Asteroit kuşağı
From Wikipedia, the free encyclopedia
Asteroit kuşağı, Güneş Sistemi'nde Güneş merkezli ve kabaca Jüpiter ile Mars gezegenlerinin yörüngeleri arasındaki uzayı kaplayan torus şeklinde bir bölgedir. Bu bölgede asteroit veya küçük gezegen olarak adlandırılan çok sayıda katı ve düzensiz şekillerde gök cisimleri bulunur. Tanımlanan nesneler çok farklı boyutlarda olabilir, fakat gezegenlerden çok daha küçüklerdir ve birbirlerinden ortalama olarak bir milyon kilometre (veya altı yüz bin mil) uzaklıklarda bulunurlar. Bu asteroit kuşağı, Güneş Sistemi'ndeki diğer asteroit popülasyonlarından ayırt edilebilmesi için ana asteroit kuşağı veya ana kuşak olarak da adlandırılır.[1]
|
|
Asteroit kuşağı, Güneş Sistemi'ndeki bilinen en küçük ve en içteki çöküntü çemberidir. Diğer bölgelerdeki küçük Güneş Sistemi cismi sınıfları; Dünya'ya yakın cisimler, centaurlar, Kuiper kuşağı cisimleri, dağınık disk cisimleri, sednoidler ve Oort bulutu cisimleridir. Ana kuşak kütlesinin yaklaşık %60'ı, Ceres, Vesta, Pallas ve Hygiea adlı dört büyük asteroitte bulunur. Asteroit kuşağının toplam kütlesinin, Ay'ın kütlesinin yaklaşık %3'ü kadar olduğu tahmin edilmektedir.[2]

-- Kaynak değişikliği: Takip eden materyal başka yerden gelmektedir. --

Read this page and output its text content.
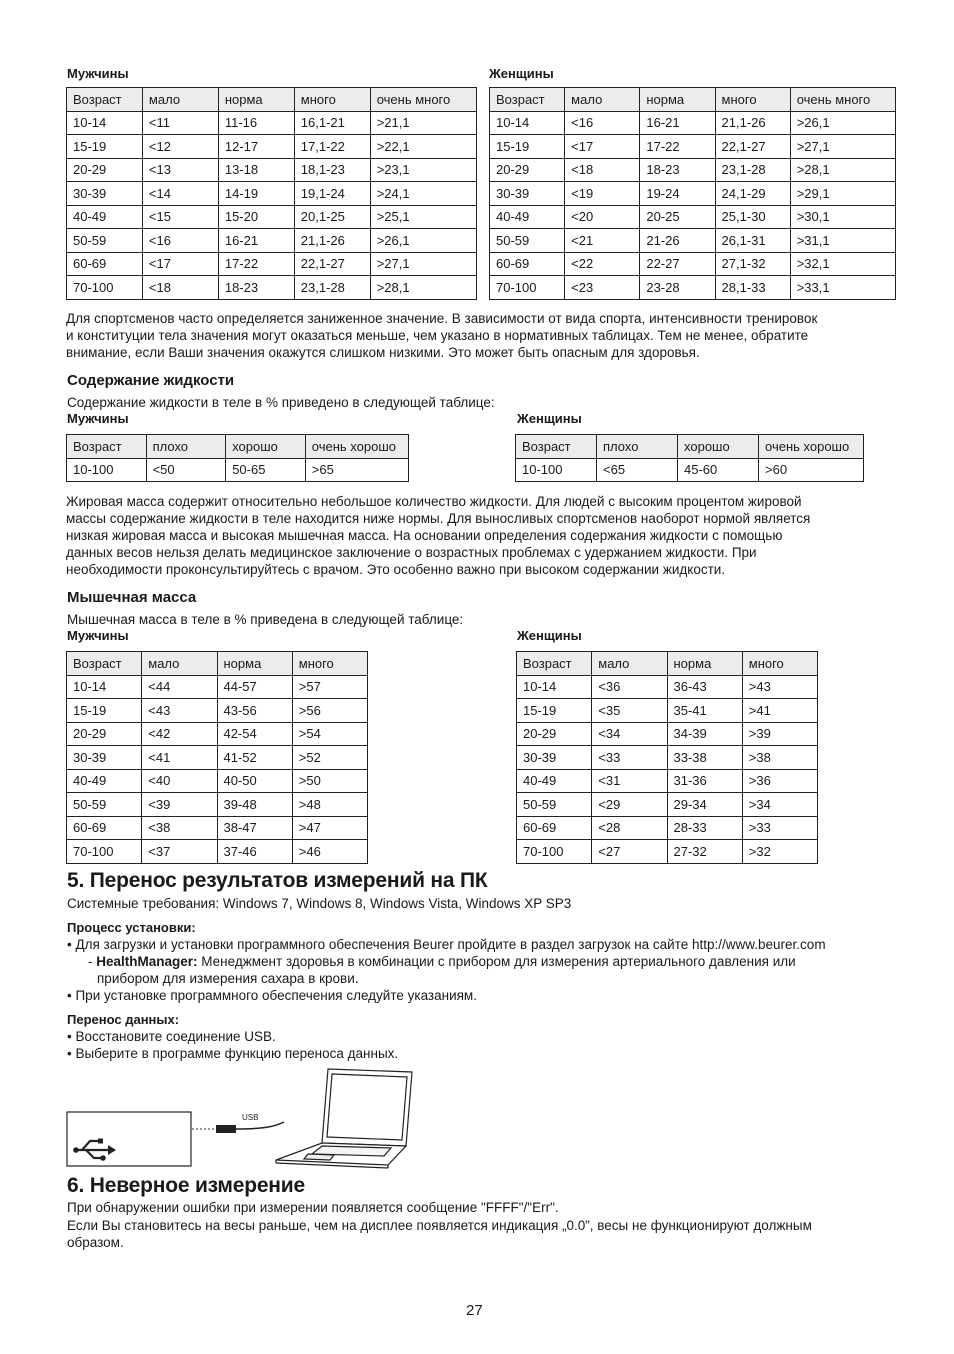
Мужчины
Возраст	мало	норма	много	очень много
10-14	<11	11-16	16,1-21	>21,1
15-19	<12	12-17	17,1-22	>22,1
20-29	<13	13-18	18,1-23	>23,1
30-39	<14	14-19	19,1-24	>24,1
40-49	<15	15-20	20,1-25	>25,1
50-59	<16	16-21	21,1-26	>26,1
60-69	<17	17-22	22,1-27	>27,1
70-100	<18	18-23	23,1-28	>28,1
Женщины
Возраст	мало	норма	много	очень много
10-14	<16	16-21	21,1-26	>26,1
15-19	<17	17-22	22,1-27	>27,1
20-29	<18	18-23	23,1-28	>28,1
30-39	<19	19-24	24,1-29	>29,1
40-49	<20	20-25	25,1-30	>30,1
50-59	<21	21-26	26,1-31	>31,1
60-69	<22	22-27	27,1-32	>32,1
70-100	<23	23-28	28,1-33	>33,1
Для спортсменов часто определяется заниженное значение. В зависимости от вида спорта, интенсивности тренировок
и конституции тела значения могут оказаться меньше, чем указано в нормативных таблицах. Тем не менее, обратите
внимание, если Ваши значения окажутся слишком низкими. Это может быть опасным для здоровья.
Содержание жидкости
Содержание жидкости в теле в % приведено в следующей таблице:
Мужчины
Возраст	плохо	хорошо	очень хорошо
10-100	<50	50-65	>65
Женщины
Возраст	плохо	хорошо	очень хорошо
10-100	<65	45-60	>60
Жировая масса содержит относительно небольшое количество жидкости. Для людей с высоким процентом жировой
массы содержание жидкости в теле находится ниже нормы. Для выносливых спортсменов наоборот нормой является
низкая жировая масса и высокая мышечная масса. На основании определения содержания жидкости с помощью
данных весов нельзя делать медицинское заключение о возрастных проблемах с удержанием жидкости. При
необходимости проконсультируйтесь с врачом. Это особенно важно при высоком содержании жидкости.
Мышечная масса
Мышечная масса в теле в % приведена в следующей таблице:
Мужчины
Возраст	мало	норма	много
10-14	<44	44-57	>57
15-19	<43	43-56	>56
20-29	<42	42-54	>54
30-39	<41	41-52	>52
40-49	<40	40-50	>50
50-59	<39	39-48	>48
60-69	<38	38-47	>47
70-100	<37	37-46	>46
Женщины
Возраст	мало	норма	много
10-14	<36	36-43	>43
15-19	<35	35-41	>41
20-29	<34	34-39	>39
30-39	<33	33-38	>38
40-49	<31	31-36	>36
50-59	<29	29-34	>34
60-69	<28	28-33	>33
70-100	<27	27-32	>32
5. Перенос результатов измерений на ПК
Системные требования: Windows 7, Windows 8, Windows Vista, Windows XP SP3
Процесс установки:
• Для загрузки и установки программного обеспечения Beurer пройдите в раздел загрузок на сайте http://www.beurer.com
- HealthManager: Менеджмент здоровья в комбинации с прибором для измерения артериального давления или
прибором для измерения сахара в крови.
• При установке программного обеспечения следуйте указаниям.
Перенос данных:
• Восстановите соединение USB.
• Выберите в программе функцию переноса данных.
USB
6. Неверное измерение
При обнаружении ошибки при измерении появляется сообщение "FFFF"/"Err".
Если Вы становитесь на весы раньше, чем на дисплее появляется индикация „0.0”, весы не функционируют должным
образом.
27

Asteroit kuşağında cüce gezegen olabilecek kadar büyük tek cisim olan Ceres'in çapı yaklaşık 950 km iken Vesta, Pallas ve Hygiea'nın ortalama çapları 600 km'den azdır.[3][4][5][6] Geriye kalan cisimler bir toz parçası büyüklüğüne kadar çeşitlilik gösterir. Asteroit malzemesi o kadar seyrek dağılmıştır ki birçok mürettebatsız uzay aracı sorunsuz bir şekilde aralarından geçmiştir.[7] Buna rağmen büyük asteroitler arasında çarpışmalar meydana gelir ve benzer yörünge özellikleri ve bileşimlere sahip asteroit aileleri oluşabilir. Kuşak içindeki bireysel asteroitler, spektrumlarına göre kategorize edilir ve çoğunluğu karbonlu (C-tipi), silikatlı (S-tipi) ve metal zengini (M-tipi) olmak üzere üç temel gruba ayrılır.
Asteroit kuşağı, ilkel güneş bulutsusundan, öngezegenlerin daha küçük öncülleri olan bir grup gezegenimsiden oluşmuştur.[8] Bununla birlikte Mars ile Jüpiter arasında, Jüpiter'den kaynaklanan kütleçekimsel tedirginlik nedeniyle gezegen oluşturabilecek yığılma engellenmiş[8][9] ve çarpışan gezegenimsiler ile çoğu yeni oluşmaya başlamış olan öngezegenler, aktarılan kinetik enerjiyle parçalanmıştır. Sonuç olarak, asteroit kuşağının orijinal kütlesinin %99,9'u Güneş Sistemi'nin tarihindeki ilk 100 milyon yıl içinde kaybedilmiştir.[10] Bazı kırıntılar, sonunda iç Güneş Sistemi'ne girmenin bir yolunu bulmuş ve iç gezegenlerle göktaşı çarpışmalarına yol açmıştır. Asteroit yörüngeleri, Güneş etrafındaki dönüş periyotları Jüpiter ile yörüngesel rezonans oluşturduğunda kayda değer ölçüde tedirginlik yaşamaya devam ediyor. Bu yörünge mesafelerinde, diğer yörüngelere doğru sürüklenirken bir Kirkwood boşluğu oluşur.[11]